Adenosine Triphosphate Production of Muscle Mitochondria after Acute Exercise in Lean and Obese Humans

Abstract

Introduction: Current evidence indicates mitochondrial dysfunction in humans with obesity. Acute exercise appears to enhance mitochondrial function in the muscle of nonobese humans, but its effects on mitochondrial function in muscle of humans with obesity are not known. We sought to determine whether acute aerobic exercise stimulates mitochondrial function in subsarcolemmal (SS) and intermyofibrillar (IMF) mitochondria in humans with obesity.

Methods: We assessed maximal adenosine triphosphate production rate (MAPR) and citrate synthase (CS) activity in isolated SS and IMF mitochondria from subjects with body mass index < 27 kg·m (median age, 25 yr; interquartile range, 22-39 yr) and subjects with body mass index > 32 kg·m (median age, 29 yr; interquartile range, 20-39 yr) before and 3 h after a 45-min cycling exercise at an intensity corresponding to 65% HR reserve. The SS and IMF mitochondria were isolated from muscle biopsies using differential centrifugation. Maximal adenosine triphosphate production rate and CS activities were determined using luciferase-based and spectrophotometric enzyme-based assays, respectively.
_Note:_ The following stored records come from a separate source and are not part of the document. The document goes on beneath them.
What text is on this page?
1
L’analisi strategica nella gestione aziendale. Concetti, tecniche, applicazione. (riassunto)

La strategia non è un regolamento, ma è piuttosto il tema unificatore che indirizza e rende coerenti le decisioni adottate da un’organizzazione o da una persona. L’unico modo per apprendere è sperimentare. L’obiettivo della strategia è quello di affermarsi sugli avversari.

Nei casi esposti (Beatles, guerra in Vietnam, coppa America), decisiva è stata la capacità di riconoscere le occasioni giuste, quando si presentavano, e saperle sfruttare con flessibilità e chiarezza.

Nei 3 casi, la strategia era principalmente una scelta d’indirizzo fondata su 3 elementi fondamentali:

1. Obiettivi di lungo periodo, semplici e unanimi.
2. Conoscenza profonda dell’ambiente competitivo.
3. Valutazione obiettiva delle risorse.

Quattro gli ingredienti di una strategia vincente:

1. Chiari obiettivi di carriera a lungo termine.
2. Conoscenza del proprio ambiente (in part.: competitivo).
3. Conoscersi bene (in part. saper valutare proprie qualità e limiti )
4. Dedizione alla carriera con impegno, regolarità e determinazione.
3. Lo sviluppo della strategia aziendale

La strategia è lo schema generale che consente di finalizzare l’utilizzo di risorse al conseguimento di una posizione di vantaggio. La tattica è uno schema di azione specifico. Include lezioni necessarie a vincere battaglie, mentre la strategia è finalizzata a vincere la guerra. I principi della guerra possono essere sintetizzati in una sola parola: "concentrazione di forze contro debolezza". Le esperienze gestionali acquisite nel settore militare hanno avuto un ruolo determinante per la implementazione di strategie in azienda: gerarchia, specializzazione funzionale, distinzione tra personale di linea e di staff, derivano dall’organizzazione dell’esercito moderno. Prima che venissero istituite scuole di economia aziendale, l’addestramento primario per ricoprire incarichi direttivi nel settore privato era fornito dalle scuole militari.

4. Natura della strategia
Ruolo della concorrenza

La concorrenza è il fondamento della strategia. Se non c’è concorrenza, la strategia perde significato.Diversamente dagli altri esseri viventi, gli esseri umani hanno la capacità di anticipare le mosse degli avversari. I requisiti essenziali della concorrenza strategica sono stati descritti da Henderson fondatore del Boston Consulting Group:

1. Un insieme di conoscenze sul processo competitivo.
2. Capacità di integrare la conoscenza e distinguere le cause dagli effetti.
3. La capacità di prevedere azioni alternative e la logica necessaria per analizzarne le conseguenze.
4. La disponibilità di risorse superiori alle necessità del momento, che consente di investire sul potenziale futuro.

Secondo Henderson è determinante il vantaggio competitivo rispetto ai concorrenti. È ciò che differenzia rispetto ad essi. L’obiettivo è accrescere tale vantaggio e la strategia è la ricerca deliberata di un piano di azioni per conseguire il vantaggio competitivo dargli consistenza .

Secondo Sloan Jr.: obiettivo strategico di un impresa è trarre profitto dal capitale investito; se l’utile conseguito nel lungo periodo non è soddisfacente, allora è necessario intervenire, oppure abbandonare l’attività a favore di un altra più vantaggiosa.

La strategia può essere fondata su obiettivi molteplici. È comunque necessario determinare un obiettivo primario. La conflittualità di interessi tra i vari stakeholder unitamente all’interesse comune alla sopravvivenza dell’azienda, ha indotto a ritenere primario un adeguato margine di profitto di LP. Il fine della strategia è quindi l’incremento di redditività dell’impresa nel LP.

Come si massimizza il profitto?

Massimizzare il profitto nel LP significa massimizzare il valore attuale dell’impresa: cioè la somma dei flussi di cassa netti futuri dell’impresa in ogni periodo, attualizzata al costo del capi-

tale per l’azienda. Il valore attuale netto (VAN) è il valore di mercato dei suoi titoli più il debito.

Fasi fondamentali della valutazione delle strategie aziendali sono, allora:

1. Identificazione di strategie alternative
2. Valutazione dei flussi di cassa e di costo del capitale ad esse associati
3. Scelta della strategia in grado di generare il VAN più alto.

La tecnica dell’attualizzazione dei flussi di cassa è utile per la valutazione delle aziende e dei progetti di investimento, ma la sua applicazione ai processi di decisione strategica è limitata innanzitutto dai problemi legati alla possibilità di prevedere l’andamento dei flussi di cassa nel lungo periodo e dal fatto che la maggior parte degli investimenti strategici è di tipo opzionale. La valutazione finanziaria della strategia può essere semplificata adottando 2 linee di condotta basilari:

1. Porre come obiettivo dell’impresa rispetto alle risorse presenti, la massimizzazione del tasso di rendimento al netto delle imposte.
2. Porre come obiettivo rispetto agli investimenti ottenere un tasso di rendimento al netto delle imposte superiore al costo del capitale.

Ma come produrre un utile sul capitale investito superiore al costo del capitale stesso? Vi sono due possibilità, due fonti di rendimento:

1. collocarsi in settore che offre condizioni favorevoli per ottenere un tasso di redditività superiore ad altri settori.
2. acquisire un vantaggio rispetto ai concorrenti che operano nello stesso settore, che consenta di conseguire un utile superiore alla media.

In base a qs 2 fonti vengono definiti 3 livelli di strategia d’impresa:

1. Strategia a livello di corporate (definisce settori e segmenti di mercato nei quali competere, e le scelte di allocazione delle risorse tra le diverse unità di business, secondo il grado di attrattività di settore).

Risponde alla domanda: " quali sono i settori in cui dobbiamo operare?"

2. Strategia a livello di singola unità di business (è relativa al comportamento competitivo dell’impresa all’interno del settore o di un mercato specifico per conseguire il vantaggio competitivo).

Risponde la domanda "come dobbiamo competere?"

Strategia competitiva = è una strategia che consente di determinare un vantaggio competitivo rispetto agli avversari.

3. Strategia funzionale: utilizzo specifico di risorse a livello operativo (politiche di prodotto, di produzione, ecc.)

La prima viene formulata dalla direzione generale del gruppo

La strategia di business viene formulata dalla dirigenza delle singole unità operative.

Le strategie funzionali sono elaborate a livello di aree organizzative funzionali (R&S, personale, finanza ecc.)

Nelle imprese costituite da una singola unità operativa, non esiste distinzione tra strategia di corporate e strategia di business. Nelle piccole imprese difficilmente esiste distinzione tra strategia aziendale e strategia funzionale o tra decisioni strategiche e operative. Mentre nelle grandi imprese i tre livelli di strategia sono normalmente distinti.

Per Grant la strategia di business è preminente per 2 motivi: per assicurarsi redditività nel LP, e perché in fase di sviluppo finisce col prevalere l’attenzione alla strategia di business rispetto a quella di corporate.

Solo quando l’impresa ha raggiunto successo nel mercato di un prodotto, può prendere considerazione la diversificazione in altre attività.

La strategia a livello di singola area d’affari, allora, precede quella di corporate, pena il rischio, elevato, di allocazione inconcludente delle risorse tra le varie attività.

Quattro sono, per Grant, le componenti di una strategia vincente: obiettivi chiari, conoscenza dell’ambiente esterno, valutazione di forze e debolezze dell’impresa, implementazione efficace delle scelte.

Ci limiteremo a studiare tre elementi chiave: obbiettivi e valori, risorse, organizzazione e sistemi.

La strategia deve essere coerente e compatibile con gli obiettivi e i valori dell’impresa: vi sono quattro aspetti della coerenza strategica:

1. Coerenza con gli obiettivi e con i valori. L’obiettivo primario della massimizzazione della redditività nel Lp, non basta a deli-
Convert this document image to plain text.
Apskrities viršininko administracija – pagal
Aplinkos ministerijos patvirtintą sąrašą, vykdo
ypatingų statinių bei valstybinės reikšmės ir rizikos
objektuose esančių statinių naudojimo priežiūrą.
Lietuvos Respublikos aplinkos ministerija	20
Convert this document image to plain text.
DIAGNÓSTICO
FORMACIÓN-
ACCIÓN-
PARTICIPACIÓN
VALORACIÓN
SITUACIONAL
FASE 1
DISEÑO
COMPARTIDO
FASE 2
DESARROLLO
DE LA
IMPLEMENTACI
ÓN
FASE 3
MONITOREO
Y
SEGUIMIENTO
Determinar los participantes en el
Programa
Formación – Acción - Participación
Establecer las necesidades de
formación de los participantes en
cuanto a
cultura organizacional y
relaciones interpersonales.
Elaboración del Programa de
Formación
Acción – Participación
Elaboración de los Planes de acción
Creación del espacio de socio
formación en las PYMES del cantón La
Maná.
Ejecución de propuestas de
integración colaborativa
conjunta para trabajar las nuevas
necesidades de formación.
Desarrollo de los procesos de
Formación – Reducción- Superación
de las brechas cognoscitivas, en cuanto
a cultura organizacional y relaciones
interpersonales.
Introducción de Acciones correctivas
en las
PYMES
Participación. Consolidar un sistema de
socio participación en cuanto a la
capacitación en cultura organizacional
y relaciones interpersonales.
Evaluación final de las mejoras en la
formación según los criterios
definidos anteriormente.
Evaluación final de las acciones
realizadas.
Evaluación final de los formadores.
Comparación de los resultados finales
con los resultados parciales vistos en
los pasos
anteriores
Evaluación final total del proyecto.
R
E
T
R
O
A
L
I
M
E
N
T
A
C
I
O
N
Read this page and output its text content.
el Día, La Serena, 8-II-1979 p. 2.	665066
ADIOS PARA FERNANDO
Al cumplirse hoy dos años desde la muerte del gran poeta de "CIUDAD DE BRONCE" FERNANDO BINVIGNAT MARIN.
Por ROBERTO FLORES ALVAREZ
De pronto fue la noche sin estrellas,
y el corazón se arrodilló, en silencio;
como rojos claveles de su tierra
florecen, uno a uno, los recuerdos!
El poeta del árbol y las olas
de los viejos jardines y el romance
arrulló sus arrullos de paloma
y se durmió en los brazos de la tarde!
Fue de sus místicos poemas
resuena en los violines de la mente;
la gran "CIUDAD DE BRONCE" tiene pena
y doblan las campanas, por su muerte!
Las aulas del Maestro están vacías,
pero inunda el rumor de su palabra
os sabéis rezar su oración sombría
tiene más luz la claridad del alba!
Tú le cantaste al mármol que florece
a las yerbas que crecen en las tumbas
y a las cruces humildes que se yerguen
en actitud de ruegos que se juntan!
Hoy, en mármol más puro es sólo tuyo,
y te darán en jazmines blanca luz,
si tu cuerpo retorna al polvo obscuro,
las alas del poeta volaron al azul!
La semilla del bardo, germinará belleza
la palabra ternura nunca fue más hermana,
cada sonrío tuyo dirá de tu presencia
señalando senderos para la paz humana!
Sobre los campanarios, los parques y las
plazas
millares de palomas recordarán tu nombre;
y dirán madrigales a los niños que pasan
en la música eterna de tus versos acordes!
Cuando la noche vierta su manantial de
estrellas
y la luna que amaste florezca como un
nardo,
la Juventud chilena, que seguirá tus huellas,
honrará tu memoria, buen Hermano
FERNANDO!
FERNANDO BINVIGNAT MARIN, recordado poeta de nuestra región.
Results: Exercise increased MAPR in IMF mitochondria in both nonobese subjects and subjects with obesity (P < 0.05), but CS-specific activity did not change in either group (P > 0.05). Exercise increased MAPR supported by complex II in SS mitochondria, in both groups (P < 0.05), but MAPR supported by complex I or palmitate did not increase by exercise in the subjects with obesity (P > 0.05). Citrate synthase-specific activity increased in SS mitochondria in response to exercise only in nonobese subjects (P < 0.05).

Conclusions: In nonobese humans, acute aerobic exercise increases MAPR in both SS and IMF mitochondria. In humans with obesity, the exercise increases MAPR in IMF mitochondria, but this response is less evident in SS mitochondria.

Figure 1.

Citrate synthase (CS) specific activity. CS specific activity in subsarcolemmal (A) and intermyofibrillar (B) mitochondria isolated from non-obese subjects (n = 6) and subjects with obesity (n = 6) before exercise and at 3 hours following aerobic exercise (3 hrs post-exercise). Data are presented as median (25–75% interquartile range). *P < 0.05.

Figure 2.

Maximal ATP production rate (MAPR). MAPR in subsarcolemmal (A, C, E) and intermyofibrillar (B, D, F) mitochondria isolated from non-obese subjects (n = 6) and subjects with obesity (n = 6) before exercise and at 3 hours following aerobic exercise (3 hrs post-exercise). Data are presented as median (25–75% interquartile range). MAPR was measured in the presence of Malate (1 mM) + Pyruvate (1 mM) + Glutamate (10 mM) (MPG), Succinate (10 mM) + Rotenone (1 mM) (SUCC+R), or Malate (1 mM) + Palmitoylcarnitine (1 mM) (M+PC) as substrates. *P < 0.05.

Figure 3.

Scatter plot and Spearman’s r_s correlation (r_s) between maximal ATP production rate (MAPR) in the basal state and change in MAPR from basal state in response to aerobic exercise in subsarcolemmal (A) and intermyofibrillar (B) mitochondria in non-obese subjects (open circles; n = 6) and subjects with obesity (dark circles; n = 6). MAPR was measured in the presence of Malate (1 mM) + Pyruvate (1 mM) + Glutamate (10 mM).